Final Thoughts: It’s a niche part. If you’ve got a classic road bike and want the ease of integrated shifting without changing anything else, these will be perfect, provided you can get them set up right. They’re even really comfy for just cruising on. Beyond that, though, they’re a novelty. The smooth precision of an all-Campy or all-Shimano drivetrain far outweighs the handful of grams these guys save, not to mention that racing on them is unbelievably frustrating. Yes, I put in a half a ‘cross season on them, but I am cheap and weird. Trust me, you want your race-day shifting to be on reflex, and these shifters simply don’t let you do that.

Exte Ondo Onther Gloves – Review

25 Oct

No, that’s not a typo. I, cheapskate of all cheapskates, did in fact buy a high-end ($45 retail for a pair of short-finger gloves) cycling product. I just wanted to see if all this talk that spending big for a high-end product would really save you money in the long run. That, and I needed a new pair of gloves after my Cipo’ specials disintegrated in my most embarassing crash this summer.

Style: 5. Smooth and simple.
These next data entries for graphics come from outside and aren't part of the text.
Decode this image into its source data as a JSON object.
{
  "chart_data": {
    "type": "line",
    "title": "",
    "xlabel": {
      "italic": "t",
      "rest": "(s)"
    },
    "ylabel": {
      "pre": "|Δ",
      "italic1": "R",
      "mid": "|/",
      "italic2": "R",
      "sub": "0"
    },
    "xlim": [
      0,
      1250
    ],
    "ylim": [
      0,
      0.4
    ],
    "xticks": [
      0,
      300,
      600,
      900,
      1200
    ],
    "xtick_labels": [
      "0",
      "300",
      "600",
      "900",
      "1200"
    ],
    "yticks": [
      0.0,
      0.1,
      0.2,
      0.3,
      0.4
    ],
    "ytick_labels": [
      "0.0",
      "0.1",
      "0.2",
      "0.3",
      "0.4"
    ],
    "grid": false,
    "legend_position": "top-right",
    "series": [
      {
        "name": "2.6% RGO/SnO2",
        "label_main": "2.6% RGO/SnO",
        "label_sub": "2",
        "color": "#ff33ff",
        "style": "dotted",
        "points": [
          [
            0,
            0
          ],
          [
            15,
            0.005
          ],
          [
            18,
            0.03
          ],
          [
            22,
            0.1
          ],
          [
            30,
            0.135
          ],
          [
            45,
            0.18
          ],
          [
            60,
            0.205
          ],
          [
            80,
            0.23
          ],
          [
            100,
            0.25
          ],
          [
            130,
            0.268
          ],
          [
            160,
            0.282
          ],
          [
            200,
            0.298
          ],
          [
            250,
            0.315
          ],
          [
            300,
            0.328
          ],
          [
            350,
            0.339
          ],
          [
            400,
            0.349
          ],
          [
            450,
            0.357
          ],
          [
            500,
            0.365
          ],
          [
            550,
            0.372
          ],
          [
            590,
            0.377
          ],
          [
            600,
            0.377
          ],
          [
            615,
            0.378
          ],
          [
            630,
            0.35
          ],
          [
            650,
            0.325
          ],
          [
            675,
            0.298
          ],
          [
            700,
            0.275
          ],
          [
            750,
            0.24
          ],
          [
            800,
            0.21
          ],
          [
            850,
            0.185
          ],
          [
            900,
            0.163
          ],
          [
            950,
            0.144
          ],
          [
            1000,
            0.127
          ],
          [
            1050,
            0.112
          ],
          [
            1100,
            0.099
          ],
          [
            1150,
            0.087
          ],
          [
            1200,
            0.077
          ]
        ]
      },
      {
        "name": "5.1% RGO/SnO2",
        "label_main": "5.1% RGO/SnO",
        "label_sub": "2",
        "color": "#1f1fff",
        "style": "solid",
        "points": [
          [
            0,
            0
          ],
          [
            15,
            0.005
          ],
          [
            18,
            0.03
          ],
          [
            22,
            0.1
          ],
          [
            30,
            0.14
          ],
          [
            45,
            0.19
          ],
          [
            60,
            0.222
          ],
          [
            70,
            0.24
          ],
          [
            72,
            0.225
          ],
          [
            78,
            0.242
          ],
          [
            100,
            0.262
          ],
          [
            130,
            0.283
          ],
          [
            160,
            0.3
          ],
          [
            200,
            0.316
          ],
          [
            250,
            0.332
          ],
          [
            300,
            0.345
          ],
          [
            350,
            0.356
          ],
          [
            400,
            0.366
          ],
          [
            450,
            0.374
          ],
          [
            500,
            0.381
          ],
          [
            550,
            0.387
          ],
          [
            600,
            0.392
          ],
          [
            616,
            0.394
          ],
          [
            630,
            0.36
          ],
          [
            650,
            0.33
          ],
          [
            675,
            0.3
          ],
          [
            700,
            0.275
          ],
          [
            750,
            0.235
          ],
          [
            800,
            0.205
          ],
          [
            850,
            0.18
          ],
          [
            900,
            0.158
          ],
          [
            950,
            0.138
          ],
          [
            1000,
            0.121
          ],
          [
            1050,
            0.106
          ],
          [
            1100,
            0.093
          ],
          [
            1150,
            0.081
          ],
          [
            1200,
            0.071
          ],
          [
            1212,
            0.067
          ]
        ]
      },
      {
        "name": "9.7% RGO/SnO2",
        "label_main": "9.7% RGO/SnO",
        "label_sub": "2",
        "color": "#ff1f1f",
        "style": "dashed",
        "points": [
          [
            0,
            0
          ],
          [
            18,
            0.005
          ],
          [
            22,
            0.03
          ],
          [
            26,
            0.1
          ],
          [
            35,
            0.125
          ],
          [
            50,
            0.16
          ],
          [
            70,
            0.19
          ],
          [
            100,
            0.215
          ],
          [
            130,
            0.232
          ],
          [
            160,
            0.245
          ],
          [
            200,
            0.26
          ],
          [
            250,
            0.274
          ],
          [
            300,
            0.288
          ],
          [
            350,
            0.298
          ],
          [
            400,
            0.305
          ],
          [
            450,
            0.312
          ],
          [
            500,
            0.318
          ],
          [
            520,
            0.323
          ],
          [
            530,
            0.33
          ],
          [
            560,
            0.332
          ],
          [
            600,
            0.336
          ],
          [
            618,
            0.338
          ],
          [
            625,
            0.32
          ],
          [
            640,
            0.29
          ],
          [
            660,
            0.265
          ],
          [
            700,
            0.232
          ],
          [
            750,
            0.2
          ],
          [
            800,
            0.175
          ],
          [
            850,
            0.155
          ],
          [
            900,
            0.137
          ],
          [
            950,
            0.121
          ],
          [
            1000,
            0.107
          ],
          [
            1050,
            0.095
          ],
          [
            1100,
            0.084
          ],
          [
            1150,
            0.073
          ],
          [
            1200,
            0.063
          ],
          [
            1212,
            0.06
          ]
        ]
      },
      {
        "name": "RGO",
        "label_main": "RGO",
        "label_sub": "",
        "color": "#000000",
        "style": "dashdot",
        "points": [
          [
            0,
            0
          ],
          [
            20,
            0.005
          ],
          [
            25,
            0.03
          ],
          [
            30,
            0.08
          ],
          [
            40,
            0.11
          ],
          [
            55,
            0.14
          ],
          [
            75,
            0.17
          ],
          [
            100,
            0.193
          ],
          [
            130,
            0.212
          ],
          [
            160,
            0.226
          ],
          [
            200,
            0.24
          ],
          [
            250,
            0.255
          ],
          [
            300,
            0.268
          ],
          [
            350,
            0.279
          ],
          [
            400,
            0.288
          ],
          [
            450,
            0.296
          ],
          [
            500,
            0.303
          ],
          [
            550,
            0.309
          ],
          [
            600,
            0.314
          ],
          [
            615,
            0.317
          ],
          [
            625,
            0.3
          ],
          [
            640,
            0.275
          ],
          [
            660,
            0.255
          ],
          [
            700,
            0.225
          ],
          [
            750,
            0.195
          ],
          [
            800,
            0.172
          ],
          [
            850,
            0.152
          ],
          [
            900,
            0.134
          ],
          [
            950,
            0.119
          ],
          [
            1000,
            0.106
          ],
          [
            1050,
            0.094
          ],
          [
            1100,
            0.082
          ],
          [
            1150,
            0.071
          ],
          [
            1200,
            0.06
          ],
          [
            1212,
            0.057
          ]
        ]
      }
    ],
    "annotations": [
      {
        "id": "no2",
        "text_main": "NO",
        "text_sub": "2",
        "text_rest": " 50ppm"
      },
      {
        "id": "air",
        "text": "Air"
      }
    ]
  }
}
At the end of the “Crash!” DVD, when Laurent Jalabert abandons the ’96 TdF (back when people thought he might win it), he buries his face in an ONCE pink pair of these. That’s classic. Name another style that’s been in the cycling world for a decade.

Construction: 2. Kind of a let-down. No hidden jabby parts, but tons of loose threads and bad stitches. I ripped a seam the first time I put them on. And the thumbs are way, way to small. Maybe Euros all have small thumbs (or I have fat ones?) It was weeks of struggling before I get them on and off smoothly.

Features: 4. Best snot rag section ever. Huge area, good shape. Plus it catches the goobers enough to pull them off your face, but not enough that they stay on and harden. The spandex backing stretches tight and keeps the hand cool, and the dual-mesh sections of the palm add toughness without water absorbancy. My only beef was with the extra padding, which, though tough, breathable and not at all bulky, didn’t extend to the base of the hand, where I like it most on the road (though it did extend to between the thumb and forefinger, so riding on the hoods on a bumpy road won’t hurt so much).

Durability: 3. It’s a tough call here, because these absolutely shrugged off a very, very fast crash a few days after I bought them. And none of those broken seams or stitchings have spread. In fact, most of the currently visible wear came in the like first week or two I had them. But still, after 2,000 miles of wear, they look as beat other gloves I’ve had. Longer term, I expect they’ll wear less annoyingly (the Cipo’ gloves had an awful habit of letting fingers combine as seams broke), and in the end, outlive my other pairs, but right now, gotta go with 3.

Cost: 1. $45 dollars for gloves? For freakin’ gloves? Without neoprene, or Thinsulate or Gore-Tex or anything? Without even having long fingers? $45 f-ing bucks? Take a hike, Jack. (Of course, if you can find them somewhere for, say $20, I’d give them a 4. For $10.98, a definite 5.)

Final Thoughts: I really like these gloves. The bad seams soured me on them early, but they’ve earned my respect throught being there when I need them (like on days when it’s really hot, or when I crash, or when my nose is really runny). And a simple Internet search should get you right around that obscene price tag. It’s just a bummer that I have to keep moving my hands because the base of the palm gets sore from no padding.

Where they really shine for me is XC mountain biking, where your hands get way sweatier, crashes are more common, and the mid-palm padding lines up better with where my hand rests on the bar. These gloves wick faster, resist falling apart better, and keep your hands not sore better than any light MTB glove around. The only psuedo-downside is now your gloves don’t look like they just came off the motocross cicruit, but with all the 14-year-olds using 8-inch travel machines to ride to school, then calling themselves “freeriders,” I see that as a major plus.